Last Friday, the German newspaper Die Zeit organised its third Artificial Intelligence (AI) conference. I was born in Germany and have just moved back after a nine-year stint in Great Britain, so I went to get my first direct impression of the country’s relationship to AI and to hear debates about digital politics in general. Much like the experience of the first few days back in the country, the conference was an exercise in encounters that seemed both extremely familiar and strangely different at the same time. While I could intuitively understand the cornerstones of the debate, they also seemed new and odd from the perspective of an outsider. And in between the two, I (re-)discovered the German AI strategy.
Like a number of other countries, Germany is developing a national AI strategy. A preliminary Eckpunktepapier (white paper) is already available and the full strategy will most likely become public in November and be launched at the Digital Summit in early December. As with most of the other strategies, the German plan, unsurprisingly, aims to put the country in a leading position when it comes to AI, both in terms of research and practical applications in the business and service sectors.
The Eckpunktepapier stresses that Germany is already in a good position to achieve its ambitious goal of becoming a leader in AI. It emphasises that key steps have been taken or are underway (examples include the High-Tech Strategy and the Platform Industrie 4.0).
Yet, the debate on the conference’s main stage and in its corridors was dominated by the argument that Germany needs to catch up. There was a palpable sense, not to say fear, that Germany is either behind or in danger of falling behind (den Anschluss verlieren) other countries, especially in terms of AI innovation and concrete business applications.
When I describe this particular attitude to friends abroad, I’m usually greeted by a lack of understanding. The German self-perception and how others perceive the country from the outside when it comes to leadership in technology and innovation are often at odds. To encounter self-critique so prominently in the debate struck me as typically German.
Mr Hubertus Heil, a social democrat politician and currently Federal Minister of Labour and Social Affairs, emphasised that Germany needs to find a third way when it comes to its AI strategy. He argued that Germany and Europe should cultivate a third way between, on the one hand, the USA and its free-market approach to AI innovation and, on the other hand, China with its state-sponsored and state-controlled approach.
Heil then went on to define this third way as rooted in three principles: market economy, social welfare, and democracy. I can’t help but imagine that the idea of a third way, articulated by a social democrat, somehow draws on Anthony Gidden’s 1998 book of the same title, which focused on bringing social democracy back to the centre of the debate.
While the idea of positioning Europe as a third option between the two AI giants, the USA and China, is certainly not unique to Germany, the strong emphasis on social aspects caught part of me off guard ‒ the part that is used to a more Anglo-Saxon approach.
Heil made a very strong statement when he argued that technological progress also needs to be social progress. Looking through my outsider’s glasses, I was struck by Heil’s emphasis on workers’ rights, workers’ organisations, and collective labour agreements that support the workers of the gig economy and of future AI industries.

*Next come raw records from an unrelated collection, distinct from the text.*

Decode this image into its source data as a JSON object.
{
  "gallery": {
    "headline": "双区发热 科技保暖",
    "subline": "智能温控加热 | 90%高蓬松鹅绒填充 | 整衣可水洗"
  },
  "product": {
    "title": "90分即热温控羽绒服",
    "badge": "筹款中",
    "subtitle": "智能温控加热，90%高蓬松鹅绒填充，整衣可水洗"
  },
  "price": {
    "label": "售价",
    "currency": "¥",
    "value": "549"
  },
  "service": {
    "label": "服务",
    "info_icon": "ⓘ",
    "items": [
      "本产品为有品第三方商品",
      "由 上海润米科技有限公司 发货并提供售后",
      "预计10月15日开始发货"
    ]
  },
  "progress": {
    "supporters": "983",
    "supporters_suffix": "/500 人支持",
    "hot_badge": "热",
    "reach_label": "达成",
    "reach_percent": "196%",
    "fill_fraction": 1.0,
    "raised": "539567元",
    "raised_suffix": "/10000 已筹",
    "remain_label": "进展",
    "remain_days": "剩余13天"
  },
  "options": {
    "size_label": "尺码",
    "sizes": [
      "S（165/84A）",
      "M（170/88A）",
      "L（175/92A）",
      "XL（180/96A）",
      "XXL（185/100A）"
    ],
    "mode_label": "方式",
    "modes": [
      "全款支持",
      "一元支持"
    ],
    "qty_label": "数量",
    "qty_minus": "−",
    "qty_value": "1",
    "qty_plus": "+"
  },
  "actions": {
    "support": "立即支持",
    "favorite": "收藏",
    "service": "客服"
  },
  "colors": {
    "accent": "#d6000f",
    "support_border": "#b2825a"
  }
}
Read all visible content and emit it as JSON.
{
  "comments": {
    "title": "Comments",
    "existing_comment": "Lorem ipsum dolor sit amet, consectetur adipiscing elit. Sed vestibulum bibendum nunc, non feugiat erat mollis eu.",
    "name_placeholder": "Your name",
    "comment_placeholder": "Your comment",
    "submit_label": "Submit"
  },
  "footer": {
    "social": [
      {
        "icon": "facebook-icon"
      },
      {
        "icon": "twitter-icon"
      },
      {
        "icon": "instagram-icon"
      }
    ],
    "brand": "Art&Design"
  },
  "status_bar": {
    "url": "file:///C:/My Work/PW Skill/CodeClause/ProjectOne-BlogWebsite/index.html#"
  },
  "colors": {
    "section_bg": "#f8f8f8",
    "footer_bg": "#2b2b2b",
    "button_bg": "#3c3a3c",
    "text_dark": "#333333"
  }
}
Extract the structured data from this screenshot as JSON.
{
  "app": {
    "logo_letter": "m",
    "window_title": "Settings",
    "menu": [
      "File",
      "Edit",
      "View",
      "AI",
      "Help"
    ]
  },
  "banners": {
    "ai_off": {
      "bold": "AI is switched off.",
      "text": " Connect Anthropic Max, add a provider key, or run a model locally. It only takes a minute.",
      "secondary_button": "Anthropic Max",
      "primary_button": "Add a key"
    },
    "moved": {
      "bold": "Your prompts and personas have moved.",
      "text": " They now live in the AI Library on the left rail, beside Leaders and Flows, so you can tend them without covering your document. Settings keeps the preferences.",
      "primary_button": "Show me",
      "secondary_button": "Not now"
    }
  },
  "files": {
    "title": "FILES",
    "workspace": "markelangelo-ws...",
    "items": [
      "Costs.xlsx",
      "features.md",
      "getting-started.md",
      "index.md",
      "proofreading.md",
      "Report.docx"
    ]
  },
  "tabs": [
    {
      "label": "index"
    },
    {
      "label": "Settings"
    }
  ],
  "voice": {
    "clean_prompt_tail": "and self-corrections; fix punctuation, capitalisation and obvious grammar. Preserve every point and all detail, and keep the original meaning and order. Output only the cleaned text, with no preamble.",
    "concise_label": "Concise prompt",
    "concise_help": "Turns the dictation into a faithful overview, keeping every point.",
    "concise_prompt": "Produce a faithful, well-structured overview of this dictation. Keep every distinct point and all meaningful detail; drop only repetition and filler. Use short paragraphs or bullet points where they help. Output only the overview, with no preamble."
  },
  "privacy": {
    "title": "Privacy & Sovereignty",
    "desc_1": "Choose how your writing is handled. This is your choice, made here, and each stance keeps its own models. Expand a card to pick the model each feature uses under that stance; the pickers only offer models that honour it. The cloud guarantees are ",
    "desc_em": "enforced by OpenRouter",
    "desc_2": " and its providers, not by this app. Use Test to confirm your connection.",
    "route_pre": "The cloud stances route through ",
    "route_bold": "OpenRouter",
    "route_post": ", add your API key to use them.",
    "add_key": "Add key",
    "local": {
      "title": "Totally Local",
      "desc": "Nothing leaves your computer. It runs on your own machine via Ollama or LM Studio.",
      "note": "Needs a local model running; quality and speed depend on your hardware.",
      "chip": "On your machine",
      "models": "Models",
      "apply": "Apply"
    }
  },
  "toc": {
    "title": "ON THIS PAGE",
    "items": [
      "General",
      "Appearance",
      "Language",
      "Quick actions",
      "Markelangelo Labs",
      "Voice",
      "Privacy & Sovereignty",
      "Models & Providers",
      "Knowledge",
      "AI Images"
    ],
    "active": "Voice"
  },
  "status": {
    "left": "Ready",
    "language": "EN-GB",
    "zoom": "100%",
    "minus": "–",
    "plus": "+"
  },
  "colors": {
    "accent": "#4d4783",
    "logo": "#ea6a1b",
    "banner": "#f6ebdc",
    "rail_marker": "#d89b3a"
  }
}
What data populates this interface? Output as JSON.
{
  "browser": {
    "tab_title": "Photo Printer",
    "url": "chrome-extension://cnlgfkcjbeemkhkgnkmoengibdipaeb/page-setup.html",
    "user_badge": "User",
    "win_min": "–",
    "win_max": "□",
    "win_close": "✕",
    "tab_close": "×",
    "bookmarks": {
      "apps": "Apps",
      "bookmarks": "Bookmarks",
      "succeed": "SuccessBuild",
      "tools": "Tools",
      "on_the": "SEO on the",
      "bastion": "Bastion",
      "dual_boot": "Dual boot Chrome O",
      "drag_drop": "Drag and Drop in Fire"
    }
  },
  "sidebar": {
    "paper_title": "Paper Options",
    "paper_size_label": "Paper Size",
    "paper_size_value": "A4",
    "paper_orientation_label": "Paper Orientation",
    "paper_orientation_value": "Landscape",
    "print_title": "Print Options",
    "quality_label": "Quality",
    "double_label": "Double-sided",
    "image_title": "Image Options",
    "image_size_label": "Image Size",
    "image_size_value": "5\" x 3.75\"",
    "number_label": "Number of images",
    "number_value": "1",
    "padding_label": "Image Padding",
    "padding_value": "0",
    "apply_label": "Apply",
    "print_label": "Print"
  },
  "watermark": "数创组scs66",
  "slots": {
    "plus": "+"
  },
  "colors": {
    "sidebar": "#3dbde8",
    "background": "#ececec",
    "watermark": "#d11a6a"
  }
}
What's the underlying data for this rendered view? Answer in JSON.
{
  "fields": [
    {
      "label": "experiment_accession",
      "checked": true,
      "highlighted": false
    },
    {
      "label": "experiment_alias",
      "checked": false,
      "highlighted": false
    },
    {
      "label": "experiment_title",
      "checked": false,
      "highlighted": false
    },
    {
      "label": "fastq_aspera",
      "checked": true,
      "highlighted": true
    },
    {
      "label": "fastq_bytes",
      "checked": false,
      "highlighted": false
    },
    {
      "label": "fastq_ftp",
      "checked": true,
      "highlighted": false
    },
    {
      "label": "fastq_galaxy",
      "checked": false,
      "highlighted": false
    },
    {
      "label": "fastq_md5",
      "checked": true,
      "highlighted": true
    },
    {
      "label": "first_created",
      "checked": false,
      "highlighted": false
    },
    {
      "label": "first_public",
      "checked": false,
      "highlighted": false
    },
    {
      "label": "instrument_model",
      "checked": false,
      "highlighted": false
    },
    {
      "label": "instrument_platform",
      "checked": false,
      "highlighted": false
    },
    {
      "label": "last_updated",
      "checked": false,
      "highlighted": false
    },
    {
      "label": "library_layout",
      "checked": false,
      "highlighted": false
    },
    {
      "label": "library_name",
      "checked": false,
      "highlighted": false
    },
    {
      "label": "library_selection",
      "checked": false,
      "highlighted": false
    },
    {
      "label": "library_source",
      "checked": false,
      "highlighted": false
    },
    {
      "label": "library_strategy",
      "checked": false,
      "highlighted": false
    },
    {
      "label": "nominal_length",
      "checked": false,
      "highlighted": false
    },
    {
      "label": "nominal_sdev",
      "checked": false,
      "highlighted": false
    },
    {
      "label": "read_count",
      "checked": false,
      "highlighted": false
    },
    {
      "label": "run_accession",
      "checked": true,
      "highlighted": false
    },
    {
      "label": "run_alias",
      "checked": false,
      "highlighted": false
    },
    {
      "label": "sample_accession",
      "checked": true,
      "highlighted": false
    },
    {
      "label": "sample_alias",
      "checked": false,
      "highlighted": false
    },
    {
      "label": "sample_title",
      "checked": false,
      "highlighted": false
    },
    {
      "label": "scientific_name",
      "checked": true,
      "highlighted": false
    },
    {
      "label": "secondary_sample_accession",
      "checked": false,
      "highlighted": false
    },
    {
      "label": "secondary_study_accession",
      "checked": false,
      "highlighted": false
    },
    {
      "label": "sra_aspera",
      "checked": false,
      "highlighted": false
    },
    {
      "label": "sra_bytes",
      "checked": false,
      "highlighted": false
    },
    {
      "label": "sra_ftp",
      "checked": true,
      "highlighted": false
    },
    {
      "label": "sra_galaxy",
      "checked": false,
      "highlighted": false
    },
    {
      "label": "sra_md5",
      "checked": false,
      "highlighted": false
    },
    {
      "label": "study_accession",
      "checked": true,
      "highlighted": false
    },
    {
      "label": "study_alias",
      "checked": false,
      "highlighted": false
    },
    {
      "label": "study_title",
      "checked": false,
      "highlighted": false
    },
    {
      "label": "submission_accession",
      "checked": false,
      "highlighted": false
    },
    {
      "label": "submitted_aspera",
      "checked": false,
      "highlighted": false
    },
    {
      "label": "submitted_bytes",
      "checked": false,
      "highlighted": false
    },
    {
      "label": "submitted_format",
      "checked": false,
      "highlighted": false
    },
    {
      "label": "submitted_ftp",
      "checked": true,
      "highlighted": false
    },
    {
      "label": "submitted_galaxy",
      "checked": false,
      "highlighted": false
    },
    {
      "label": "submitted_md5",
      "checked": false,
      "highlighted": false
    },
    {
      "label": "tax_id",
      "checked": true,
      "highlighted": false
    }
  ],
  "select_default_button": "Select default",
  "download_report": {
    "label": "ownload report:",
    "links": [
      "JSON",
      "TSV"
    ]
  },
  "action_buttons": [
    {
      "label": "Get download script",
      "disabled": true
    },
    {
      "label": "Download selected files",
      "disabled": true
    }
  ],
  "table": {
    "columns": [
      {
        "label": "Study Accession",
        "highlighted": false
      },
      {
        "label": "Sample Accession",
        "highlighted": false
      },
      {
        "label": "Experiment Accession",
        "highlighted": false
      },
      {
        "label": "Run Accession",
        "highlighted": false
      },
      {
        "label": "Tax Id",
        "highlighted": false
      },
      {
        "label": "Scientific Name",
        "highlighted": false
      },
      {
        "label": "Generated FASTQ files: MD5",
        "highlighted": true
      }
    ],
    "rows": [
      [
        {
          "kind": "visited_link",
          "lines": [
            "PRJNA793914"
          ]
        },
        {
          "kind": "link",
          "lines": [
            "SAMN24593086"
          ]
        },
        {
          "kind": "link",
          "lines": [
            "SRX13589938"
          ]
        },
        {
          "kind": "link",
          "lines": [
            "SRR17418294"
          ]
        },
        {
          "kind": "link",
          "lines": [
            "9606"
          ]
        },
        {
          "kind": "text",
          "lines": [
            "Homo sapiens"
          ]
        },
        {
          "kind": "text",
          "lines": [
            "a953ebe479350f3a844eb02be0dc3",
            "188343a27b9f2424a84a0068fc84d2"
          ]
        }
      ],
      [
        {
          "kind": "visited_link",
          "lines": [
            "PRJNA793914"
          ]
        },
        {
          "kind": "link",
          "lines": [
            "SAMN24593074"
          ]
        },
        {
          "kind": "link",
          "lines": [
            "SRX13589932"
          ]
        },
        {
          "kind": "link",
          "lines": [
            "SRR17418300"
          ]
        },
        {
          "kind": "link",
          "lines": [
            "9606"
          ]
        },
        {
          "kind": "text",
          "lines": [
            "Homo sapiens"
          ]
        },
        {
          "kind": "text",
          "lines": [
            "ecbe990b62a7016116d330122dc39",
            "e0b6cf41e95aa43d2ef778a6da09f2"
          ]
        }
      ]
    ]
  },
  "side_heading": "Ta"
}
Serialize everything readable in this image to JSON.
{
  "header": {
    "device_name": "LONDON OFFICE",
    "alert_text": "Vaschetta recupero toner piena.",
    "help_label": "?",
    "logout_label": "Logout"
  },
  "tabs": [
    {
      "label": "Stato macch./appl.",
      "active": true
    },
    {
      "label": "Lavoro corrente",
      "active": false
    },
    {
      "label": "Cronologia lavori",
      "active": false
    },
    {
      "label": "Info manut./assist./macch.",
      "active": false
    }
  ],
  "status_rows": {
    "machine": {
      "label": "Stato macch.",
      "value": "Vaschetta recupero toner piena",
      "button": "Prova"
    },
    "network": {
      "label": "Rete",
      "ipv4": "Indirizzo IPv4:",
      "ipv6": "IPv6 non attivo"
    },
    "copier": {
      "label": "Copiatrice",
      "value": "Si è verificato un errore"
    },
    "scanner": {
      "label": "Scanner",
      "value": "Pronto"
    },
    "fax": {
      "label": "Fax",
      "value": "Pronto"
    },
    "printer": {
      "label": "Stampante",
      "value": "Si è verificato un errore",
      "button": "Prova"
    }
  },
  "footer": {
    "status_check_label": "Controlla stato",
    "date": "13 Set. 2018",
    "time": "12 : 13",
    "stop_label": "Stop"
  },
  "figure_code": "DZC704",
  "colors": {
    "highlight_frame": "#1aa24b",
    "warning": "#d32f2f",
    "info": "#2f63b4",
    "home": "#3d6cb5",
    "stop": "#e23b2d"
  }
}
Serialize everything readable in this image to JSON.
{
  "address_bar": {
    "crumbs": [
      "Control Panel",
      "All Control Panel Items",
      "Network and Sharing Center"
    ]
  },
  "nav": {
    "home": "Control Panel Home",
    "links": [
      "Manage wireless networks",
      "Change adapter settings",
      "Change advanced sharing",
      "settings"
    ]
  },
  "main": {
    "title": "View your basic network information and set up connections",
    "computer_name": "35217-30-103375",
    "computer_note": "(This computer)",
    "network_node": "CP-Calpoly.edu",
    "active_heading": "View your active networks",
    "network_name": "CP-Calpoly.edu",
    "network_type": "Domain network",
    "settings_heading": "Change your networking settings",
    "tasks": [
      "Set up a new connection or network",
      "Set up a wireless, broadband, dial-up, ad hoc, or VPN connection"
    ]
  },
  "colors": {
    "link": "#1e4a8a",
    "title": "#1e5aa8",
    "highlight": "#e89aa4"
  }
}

Heil also raised questions of competition regulations for the big Internet companies in relation to data (implicitly referring to the Data for All law: ‘Daten für Alle’ Gesetz) in order to break monopolies on consumer data and foster innovation based on open data.
The next big step for Germany’s AI strategy will be the Digital Summit in December. Financial commitments for the coming years to support digital infrastructure and education are also taking shape. But beyond rhetoric, it remains to be seen to what extent a German or a European way to leadership in AI is feasible and what its cornerstones will look like in practice.